Non-Beginner Discussion

I’m trying to use RandomErasing() and apply it only on the input images, while it applies it on both input and target.

Like this guy tried to do this here:

I found out that this augmentation is being called twice:

  • once for all of the input images in a batch;
  • and another time for all of the target images of the batch.

I need to make it be called only once, for the input.

Here’s the source code:

# Cell
def cutout_gaussian(x, areas):
    "Replace all `areas` in `x` with N(0,1) noise"
    chan,img_h,img_w = x.shape[-3:]
    for rl,rh,cl,ch in areas: x[...,rl:rh, cl:ch].normal_()
    return x

# Cell
def _slice(area, sz):
    bound = int(round(math.sqrt(area)))
    loc = random.randint(0, max(sz-bound, 0))
    return loc,loc+bound

# Cell
class RandomErasing(RandTransform):
    "Randomly selects a rectangle region in an image and randomizes its pixels."
    order = 100 # After Normalize
    def __init__(self, p=0.5, sl=0., sh=0.3, min_aspect=0.3, max_count=1):
        store_attr()
        super().__init__(p=p)
        self.log_ratio = (math.log(min_aspect), math.log(1/min_aspect))
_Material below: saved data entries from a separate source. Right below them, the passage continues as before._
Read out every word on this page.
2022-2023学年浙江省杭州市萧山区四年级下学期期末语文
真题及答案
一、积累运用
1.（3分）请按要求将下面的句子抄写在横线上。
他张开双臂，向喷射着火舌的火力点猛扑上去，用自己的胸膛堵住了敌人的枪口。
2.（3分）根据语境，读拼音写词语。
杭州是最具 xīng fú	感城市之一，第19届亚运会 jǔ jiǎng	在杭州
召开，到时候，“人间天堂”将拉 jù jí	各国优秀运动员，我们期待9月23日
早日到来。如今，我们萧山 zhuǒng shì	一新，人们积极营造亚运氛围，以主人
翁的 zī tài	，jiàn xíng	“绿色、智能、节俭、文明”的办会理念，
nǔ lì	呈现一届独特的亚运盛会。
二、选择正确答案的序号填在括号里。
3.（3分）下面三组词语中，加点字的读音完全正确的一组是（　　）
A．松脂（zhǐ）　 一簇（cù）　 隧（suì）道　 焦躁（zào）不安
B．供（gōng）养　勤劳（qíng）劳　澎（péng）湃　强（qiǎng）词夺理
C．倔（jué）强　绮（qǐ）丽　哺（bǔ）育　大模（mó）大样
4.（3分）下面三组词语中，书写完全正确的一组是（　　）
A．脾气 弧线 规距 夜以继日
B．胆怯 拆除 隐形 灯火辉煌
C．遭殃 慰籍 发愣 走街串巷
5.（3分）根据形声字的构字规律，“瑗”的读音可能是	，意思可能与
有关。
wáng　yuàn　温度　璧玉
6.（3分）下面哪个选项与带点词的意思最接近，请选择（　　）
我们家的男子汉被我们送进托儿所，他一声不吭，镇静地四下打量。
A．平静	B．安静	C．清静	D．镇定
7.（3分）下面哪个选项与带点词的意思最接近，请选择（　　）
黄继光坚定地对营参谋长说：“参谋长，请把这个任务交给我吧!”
    def _bounds(self, area, img_h, img_w):
        r_area = random.uniform(self.sl,self.sh) * area
        aspect = math.exp(random.uniform(*self.log_ratio))
        return _slice(r_area*aspect, img_h) + _slice(r_area/aspect, img_w)

    def encodes(self,x:TensorRawImage):
        count = random.randint(1, self.max_count)
        _,img_h,img_w = x.shape[-3:]
        area = img_h*img_w/count
        areas = [self._bounds(area, img_h, img_w) for _ in range(count)]
        return cutout_gaussian(x, areas)

Maybe the solution is to change somewhere the source code to let it apply only on the input. Any idea?